Reminding the attendees that all the problems in Ukraine began after the Western-backed state's unconstitutional, armed coup in 2014, he said Russia welcomes Africa's balanced approach to the conflict in Ukraine.
He then handed the African delegation the draft of the Istanbul agreement on the Ukraine resolution, which stipulates everything from the number of armed forces to military equipment and personnel, as the Russian President stated. "Here it is! It exists!" Putin said, revealing the document signed by a Ukrainian representative. "And it is called accordingly - the treaty on permanent neutrality and security guarantees for Ukraine. Exactly about guarantees. Eighteen articles," the Russian leader noted.

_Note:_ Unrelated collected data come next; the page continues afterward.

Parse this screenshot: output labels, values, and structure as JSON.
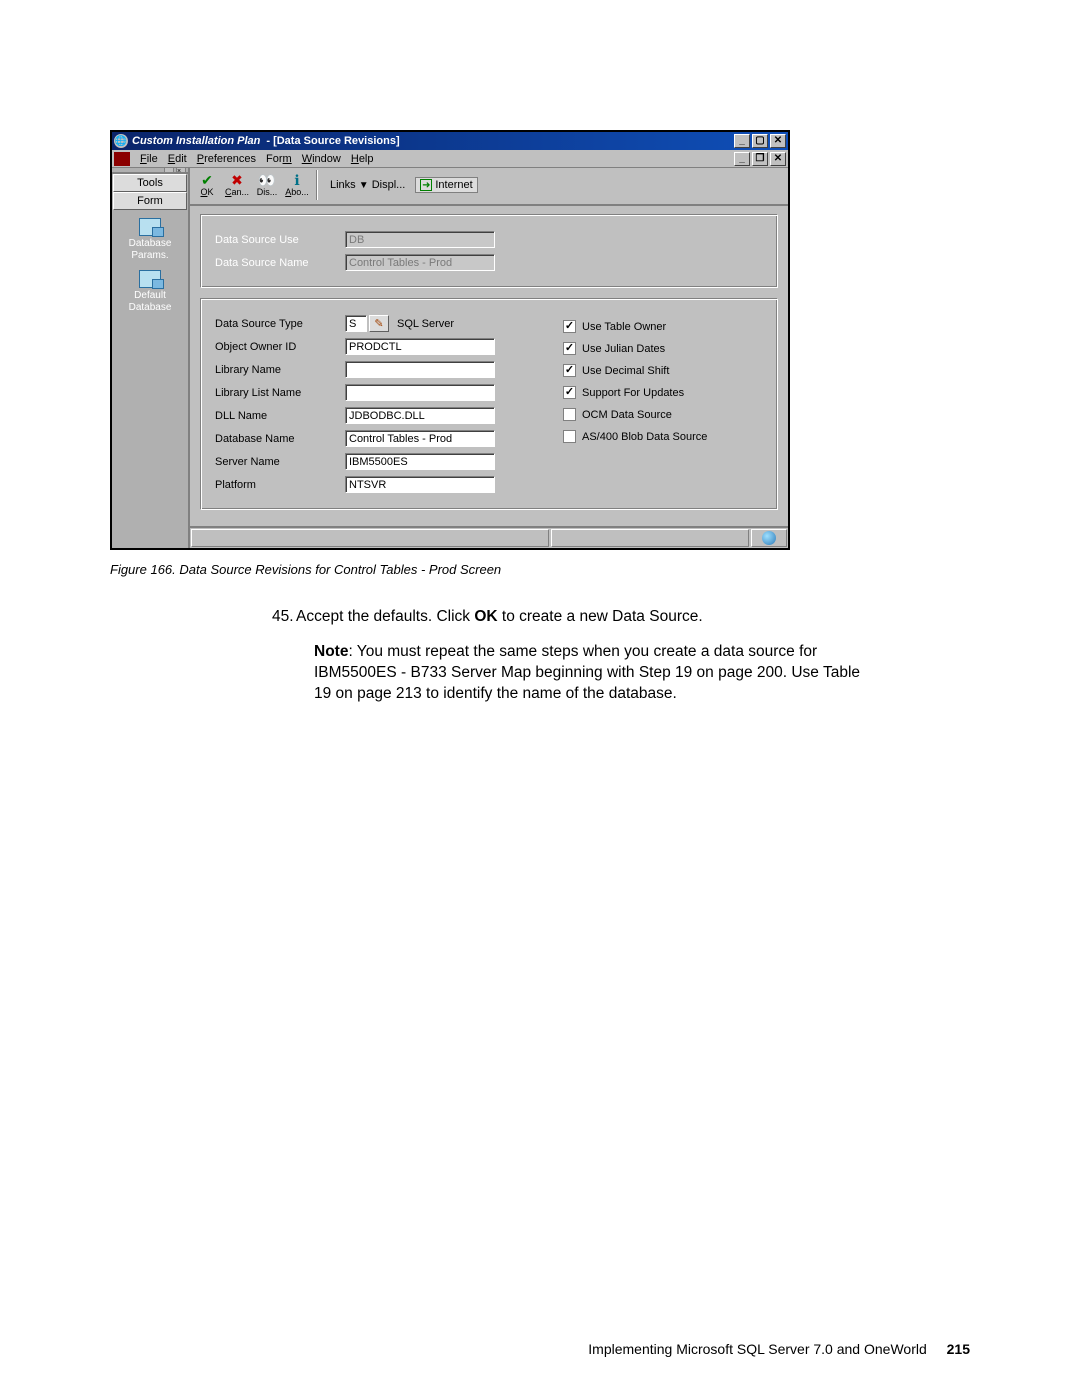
{
  "window": {
    "app_title": "Custom Installation Plan",
    "sub_title": "- [Data Source Revisions]"
  },
  "menus": {
    "file": "File",
    "edit": "Edit",
    "preferences": "Preferences",
    "form": "Form",
    "window": "Window",
    "help": "Help"
  },
  "sidebar": {
    "tools_tab": "Tools",
    "form_tab": "Form",
    "item1": "Database\nParams.",
    "item2": "Default\nDatabase"
  },
  "toolbar": {
    "ok": "OK",
    "cancel": "Can...",
    "display": "Dis...",
    "about": "Abo...",
    "links": "Links",
    "displ": "Displ...",
    "internet": "Internet"
  },
  "readonly": {
    "data_source_use_label": "Data Source Use",
    "data_source_use_value": "DB",
    "data_source_name_label": "Data Source Name",
    "data_source_name_value": "Control Tables - Prod"
  },
  "fields": {
    "data_source_type_label": "Data Source Type",
    "data_source_type_value": "S",
    "data_source_type_text": "SQL Server",
    "object_owner_id_label": "Object Owner ID",
    "object_owner_id_value": "PRODCTL",
    "library_name_label": "Library Name",
    "library_name_value": "",
    "library_list_name_label": "Library List Name",
    "library_list_name_value": "",
    "dll_name_label": "DLL Name",
    "dll_name_value": "JDBODBC.DLL",
    "database_name_label": "Database Name",
    "database_name_value": "Control Tables - Prod",
    "server_name_label": "Server Name",
    "server_name_value": "IBM5500ES",
    "platform_label": "Platform",
    "platform_value": "NTSVR"
  },
  "checks": {
    "use_table_owner": "Use Table Owner",
    "use_julian_dates": "Use Julian Dates",
    "use_decimal_shift": "Use Decimal Shift",
    "support_for_updates": "Support For Updates",
    "ocm_data_source": "OCM Data Source",
    "as400_blob": "AS/400 Blob Data Source"
  },
  "caption": "Figure 166.  Data Source Revisions for Control Tables - Prod Screen",
  "body": {
    "step_num": "45.",
    "step_text_a": "Accept the defaults. Click ",
    "step_text_bold": "OK",
    "step_text_b": " to create a new Data Source.",
    "note_label": "Note",
    "note_text": ": You must repeat the same steps when you create a data source for IBM5500ES - B733 Server Map beginning with Step 19 on page 200. Use Table 19 on page 213 to identify the name of the database."
  },
  "footer": {
    "text": "Implementing Microsoft SQL Server 7.0 and OneWorld",
    "page": "215"
  }
}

The President explained that "there is also an annex to it. They [clauses] also concern the armed forces, other things. Everything is specified - down to the units of combat equipment and personnel of the armed forces. The document is here!," adding that the document had been initialed and signed by the Ukrainian delegation.
"But after we withdrew the troops from Kiev, as we promised, the Kiev authorities, as their masters usually do, threw it all into the dustbin of history. Let's put it clearly. I'll try to put it intelligently. They gave it up," Putin said, adding that he wanted to exchange views with African delegates on their recent visit to Ukraine.